SynBERC-commissioned BioFab projects will be made available to the SynBERC researchers, so that they can individually decide based on the best interests of SynBERC, their home institution, and their specific project’s requirements as to if and how to make any BioFab produced materials available to others.  We anticipate that some so-engineered BioFab projects will be protected by patent applications initiated by SynBERC researchers and appropriately licensed, while others will be freely shared.  Importantly, because the BIOFAB facility will maintain a neutral posture with respect to intellectual property rights, the facility will be able to support many additional partnerships with additional academic and commercial entities, some of whom might hope to work with the BIOFAB in developing both improved open access and propriety parts.This partnership framework might also allow for external organizations to more readily support BIOFAB staff via in kind donations, BIOFAB residencies, and other forms of support. 

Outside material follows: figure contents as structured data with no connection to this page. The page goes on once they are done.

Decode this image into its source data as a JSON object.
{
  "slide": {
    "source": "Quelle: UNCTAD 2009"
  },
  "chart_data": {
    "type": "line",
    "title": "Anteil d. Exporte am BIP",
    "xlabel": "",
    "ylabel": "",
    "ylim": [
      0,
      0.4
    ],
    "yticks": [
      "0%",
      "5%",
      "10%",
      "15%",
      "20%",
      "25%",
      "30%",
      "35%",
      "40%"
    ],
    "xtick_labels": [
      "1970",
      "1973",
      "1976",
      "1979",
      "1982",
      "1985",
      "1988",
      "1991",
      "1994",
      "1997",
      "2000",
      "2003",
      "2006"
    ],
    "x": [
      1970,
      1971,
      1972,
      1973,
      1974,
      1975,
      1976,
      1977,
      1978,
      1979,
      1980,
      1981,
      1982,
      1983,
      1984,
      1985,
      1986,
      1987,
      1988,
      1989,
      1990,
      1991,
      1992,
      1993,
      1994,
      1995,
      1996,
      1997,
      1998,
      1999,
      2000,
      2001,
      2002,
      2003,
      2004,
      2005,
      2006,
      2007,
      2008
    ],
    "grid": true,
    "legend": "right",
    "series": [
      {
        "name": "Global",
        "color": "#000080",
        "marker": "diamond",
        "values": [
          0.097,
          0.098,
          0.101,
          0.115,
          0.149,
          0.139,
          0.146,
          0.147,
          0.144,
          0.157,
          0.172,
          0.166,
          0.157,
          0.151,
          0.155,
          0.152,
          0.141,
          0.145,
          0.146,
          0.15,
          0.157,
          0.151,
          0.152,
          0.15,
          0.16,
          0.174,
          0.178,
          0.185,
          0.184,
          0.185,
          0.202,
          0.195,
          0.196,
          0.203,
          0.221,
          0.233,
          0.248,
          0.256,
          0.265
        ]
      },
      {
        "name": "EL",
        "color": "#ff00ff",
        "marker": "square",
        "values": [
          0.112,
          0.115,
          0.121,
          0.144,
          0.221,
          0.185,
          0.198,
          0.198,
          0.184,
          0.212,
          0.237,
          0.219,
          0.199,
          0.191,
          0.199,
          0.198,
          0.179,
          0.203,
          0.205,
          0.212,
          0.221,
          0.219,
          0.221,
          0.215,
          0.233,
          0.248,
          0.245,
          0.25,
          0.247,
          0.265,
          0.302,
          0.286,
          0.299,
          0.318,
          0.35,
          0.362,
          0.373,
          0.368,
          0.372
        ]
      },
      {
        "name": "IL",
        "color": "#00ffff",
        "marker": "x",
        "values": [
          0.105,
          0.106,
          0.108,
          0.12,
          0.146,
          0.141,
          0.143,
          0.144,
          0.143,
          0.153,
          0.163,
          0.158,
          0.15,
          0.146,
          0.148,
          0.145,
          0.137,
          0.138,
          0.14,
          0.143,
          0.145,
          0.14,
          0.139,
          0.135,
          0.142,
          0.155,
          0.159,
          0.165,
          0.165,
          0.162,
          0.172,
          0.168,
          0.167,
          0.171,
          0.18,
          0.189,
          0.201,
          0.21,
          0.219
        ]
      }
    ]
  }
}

Bio-Fabrication and Human Practices

The BIOFAB -- along with the field of synthetic biology as a whole -- promises significant engineering advances in the design and composition of living systems. It also represents a practical exercise in the capacities and limits of a parts-based approach to biological engineering—organizationally, commercially, and biologically. In this way, the BIOFAB is an ideal testing ground for a range of human practices questions currently in circulation. Many of the security analysts, bioethicists, science studies practitioners and others studying synthetic biology have calibrated their work to the promises and dangers of making biology easier to engineer and making materials and know-how more widely available. To the extent that the BIOFAB successfully achieves its goals it is likely, in short, to ramify across multiple domains. In such a case, as its developers have recognized, the question of how the BIOFAB is organized and orchestrated becomes all the more pressing.

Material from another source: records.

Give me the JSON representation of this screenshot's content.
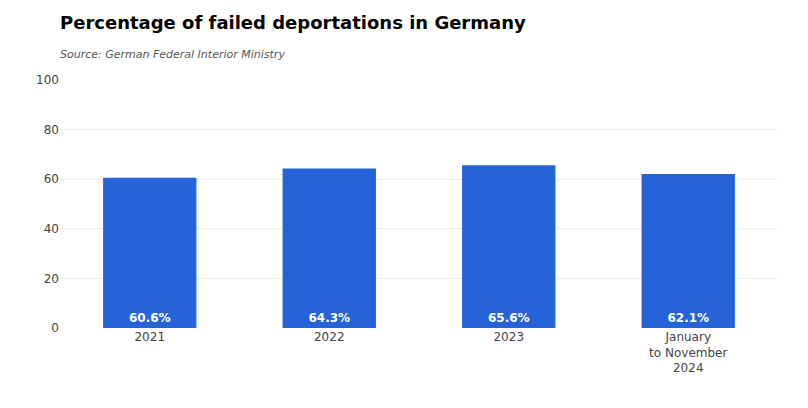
{
  "chart_data": {
    "type": "bar",
    "title": "Percentage of failed deportations in Germany",
    "subtitle": "Source: German Federal Interior Ministry",
    "categories": [
      "2021",
      "2022",
      "2023",
      "January\nto November\n2024"
    ],
    "values": [
      60.6,
      64.3,
      65.6,
      62.1
    ],
    "value_labels": [
      "60.6%",
      "64.3%",
      "65.6%",
      "62.1%"
    ],
    "data_labels": true,
    "color": "#2563d9",
    "ylim": [
      0,
      100
    ],
    "yticks": [
      0,
      20,
      40,
      60,
      80,
      100
    ],
    "grid": true
  }
}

Gaymon Bennett (UC Berkeley) is leading an effort to interface with the BIOFAB in a mode of second-order participation. Specifically, this involves both observing the scientific and organizational practices of the Biofab directors and technicians, as well as contributing that observational analysis as a participating member of the Biofab’s team. Initial work consists of tracking fab development, infrastructure and processes. Ongoing work will involve observing practices of part selection, classification, production and characterization, as well as strategies for soliciting orders, distributing parts, and navigating commercial interests. The work is intended to develop a better understand how work in the BIOFAB is contributing or failing to contribute to the development of synthetic biology today. A central question will be: How is this venue being fashioned and administered given the range of biological, engineering, organizational, and ethical challenges it is likely to confront? Said another way, how are biology, the organization of research, and the ethical practice of science being configured such that the Biofab is an answer to the rethinking and reworking of bioengineering underway today? A goal of Bennett's inquiry is to pose and repose the question of how the BIOFAB is developing in view of such challenges as commercialization and security as work actually unfolds. In examining how synthetic biology as practiced by the BIOFAB is challenging prior configurations of the life-sciences, ethics, and security, the project hopes to illuminate the most effective venues and configurations of practice.

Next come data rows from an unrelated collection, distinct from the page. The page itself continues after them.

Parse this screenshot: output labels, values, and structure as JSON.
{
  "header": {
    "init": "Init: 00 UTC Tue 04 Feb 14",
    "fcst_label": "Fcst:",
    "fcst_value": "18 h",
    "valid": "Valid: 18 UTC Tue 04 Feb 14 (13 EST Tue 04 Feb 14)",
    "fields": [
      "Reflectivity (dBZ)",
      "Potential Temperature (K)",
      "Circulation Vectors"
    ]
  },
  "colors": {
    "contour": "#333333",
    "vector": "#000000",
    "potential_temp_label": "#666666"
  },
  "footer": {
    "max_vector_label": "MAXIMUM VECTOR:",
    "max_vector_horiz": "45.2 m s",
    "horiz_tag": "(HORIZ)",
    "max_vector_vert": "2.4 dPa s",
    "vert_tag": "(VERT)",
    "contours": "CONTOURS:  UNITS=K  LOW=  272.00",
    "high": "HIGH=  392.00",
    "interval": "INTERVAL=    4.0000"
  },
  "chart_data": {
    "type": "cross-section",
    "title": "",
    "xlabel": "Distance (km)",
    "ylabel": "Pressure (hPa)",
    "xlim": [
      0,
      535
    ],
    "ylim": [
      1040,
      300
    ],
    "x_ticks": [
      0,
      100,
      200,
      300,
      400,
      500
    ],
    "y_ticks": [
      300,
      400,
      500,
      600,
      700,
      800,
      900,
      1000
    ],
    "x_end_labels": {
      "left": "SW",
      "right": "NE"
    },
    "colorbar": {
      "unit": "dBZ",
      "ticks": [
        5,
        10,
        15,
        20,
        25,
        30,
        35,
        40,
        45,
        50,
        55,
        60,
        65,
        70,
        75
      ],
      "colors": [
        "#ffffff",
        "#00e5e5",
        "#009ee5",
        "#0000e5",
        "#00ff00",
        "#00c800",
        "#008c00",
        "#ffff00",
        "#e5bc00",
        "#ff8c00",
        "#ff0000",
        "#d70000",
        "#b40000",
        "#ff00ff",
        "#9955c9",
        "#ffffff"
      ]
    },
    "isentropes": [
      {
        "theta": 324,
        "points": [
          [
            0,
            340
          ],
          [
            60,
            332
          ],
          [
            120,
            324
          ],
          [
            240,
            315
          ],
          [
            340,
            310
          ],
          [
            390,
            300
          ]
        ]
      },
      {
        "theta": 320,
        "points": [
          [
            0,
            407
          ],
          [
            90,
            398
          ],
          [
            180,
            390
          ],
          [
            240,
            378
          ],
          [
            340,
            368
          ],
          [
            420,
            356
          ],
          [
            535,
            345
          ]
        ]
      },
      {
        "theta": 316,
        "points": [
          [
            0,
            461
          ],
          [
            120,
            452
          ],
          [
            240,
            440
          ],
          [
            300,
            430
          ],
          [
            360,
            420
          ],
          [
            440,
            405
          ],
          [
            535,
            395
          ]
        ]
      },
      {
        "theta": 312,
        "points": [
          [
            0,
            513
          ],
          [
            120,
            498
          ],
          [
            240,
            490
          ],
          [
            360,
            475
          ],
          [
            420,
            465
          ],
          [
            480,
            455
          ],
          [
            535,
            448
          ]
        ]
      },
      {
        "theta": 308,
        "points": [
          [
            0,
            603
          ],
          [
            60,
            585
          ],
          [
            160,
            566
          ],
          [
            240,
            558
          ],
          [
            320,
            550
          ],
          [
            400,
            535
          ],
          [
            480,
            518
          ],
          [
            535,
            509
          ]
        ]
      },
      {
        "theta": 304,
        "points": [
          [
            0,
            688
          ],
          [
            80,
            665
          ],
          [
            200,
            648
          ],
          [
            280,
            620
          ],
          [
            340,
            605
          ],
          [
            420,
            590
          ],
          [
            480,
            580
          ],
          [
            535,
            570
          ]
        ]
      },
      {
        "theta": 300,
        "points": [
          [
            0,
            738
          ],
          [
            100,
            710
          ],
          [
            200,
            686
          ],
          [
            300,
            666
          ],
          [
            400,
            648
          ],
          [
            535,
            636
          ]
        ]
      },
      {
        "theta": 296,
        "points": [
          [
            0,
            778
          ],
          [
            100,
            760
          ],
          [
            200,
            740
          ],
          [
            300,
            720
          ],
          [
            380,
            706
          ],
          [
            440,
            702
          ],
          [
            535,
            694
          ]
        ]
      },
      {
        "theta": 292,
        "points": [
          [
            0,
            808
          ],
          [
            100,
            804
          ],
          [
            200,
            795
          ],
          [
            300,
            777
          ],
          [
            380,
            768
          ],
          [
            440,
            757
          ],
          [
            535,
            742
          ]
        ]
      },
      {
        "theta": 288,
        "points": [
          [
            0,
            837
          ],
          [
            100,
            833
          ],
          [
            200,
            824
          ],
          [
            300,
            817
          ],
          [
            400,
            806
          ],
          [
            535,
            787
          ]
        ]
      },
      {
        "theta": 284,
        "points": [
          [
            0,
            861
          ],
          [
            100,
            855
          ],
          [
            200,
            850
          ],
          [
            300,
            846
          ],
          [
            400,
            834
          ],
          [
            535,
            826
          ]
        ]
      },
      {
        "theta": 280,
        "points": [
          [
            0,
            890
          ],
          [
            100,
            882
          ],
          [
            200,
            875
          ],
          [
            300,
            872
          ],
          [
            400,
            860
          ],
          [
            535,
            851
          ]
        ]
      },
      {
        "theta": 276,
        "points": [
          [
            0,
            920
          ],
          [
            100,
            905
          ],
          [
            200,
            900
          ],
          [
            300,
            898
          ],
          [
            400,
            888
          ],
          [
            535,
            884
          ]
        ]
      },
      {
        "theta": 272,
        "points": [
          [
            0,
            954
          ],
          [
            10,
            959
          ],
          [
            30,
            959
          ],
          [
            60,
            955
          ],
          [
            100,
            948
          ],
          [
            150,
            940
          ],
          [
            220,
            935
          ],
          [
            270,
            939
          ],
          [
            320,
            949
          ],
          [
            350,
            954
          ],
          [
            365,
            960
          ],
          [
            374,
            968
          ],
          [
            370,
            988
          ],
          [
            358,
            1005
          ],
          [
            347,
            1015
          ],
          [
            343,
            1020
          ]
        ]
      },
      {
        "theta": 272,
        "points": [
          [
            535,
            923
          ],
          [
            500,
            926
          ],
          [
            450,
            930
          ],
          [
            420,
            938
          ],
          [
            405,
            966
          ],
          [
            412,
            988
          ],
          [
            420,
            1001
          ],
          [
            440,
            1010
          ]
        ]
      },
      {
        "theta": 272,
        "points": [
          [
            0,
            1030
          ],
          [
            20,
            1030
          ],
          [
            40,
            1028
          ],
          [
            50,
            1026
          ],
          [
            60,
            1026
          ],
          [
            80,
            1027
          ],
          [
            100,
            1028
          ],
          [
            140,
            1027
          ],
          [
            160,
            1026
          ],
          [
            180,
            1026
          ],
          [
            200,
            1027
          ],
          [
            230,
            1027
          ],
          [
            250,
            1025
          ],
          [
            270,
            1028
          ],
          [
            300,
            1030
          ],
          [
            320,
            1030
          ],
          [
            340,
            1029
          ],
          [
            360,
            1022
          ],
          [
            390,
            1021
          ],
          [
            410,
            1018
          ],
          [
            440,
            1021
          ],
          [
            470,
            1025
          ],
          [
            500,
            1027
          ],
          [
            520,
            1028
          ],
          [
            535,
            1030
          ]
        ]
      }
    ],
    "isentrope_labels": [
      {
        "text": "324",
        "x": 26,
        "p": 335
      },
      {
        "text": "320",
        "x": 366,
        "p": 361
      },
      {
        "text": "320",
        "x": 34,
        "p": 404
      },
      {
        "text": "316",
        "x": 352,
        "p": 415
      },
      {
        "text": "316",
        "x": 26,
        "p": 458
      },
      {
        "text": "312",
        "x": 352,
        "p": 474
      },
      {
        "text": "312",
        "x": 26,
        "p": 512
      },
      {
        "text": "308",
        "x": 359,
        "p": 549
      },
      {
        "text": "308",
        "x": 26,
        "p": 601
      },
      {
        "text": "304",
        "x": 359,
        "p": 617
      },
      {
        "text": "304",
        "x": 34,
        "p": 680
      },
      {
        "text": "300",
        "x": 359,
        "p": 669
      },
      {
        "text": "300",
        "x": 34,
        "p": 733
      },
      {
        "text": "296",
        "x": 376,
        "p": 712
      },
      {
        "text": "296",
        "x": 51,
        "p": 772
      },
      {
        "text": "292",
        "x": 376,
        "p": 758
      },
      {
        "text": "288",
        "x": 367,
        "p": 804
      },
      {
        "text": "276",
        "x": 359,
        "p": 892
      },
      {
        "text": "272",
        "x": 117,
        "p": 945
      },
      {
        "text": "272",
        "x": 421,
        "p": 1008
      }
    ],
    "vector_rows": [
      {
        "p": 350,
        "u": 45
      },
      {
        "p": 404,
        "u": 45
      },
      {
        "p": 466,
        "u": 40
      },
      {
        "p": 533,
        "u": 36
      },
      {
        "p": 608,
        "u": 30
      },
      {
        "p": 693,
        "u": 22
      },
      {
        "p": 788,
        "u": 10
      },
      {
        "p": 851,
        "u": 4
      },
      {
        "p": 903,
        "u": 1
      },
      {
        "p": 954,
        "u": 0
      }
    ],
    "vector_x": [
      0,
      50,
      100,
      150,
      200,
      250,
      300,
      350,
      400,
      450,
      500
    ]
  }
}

The project builds on three years of work in Human Practices within SynBERC. That mandate, broadly conceived, has been to experiment with an adjusted mode of anthropological inquiry to facilitate the challenge of rethinking and eventually putting into practice, a “post-ELSI” program for synthetic biology. As to the portfolio, a consistent effort of the Berkeley Human Practices lab has been to track the ethical ramifications of research programs and their venues. Such efforts orient inquiry into the problem of designing venues for the intersection of the life sciences, ethics, and security today—a problem which would seem to be a core challenge in the development of the BIOFAB.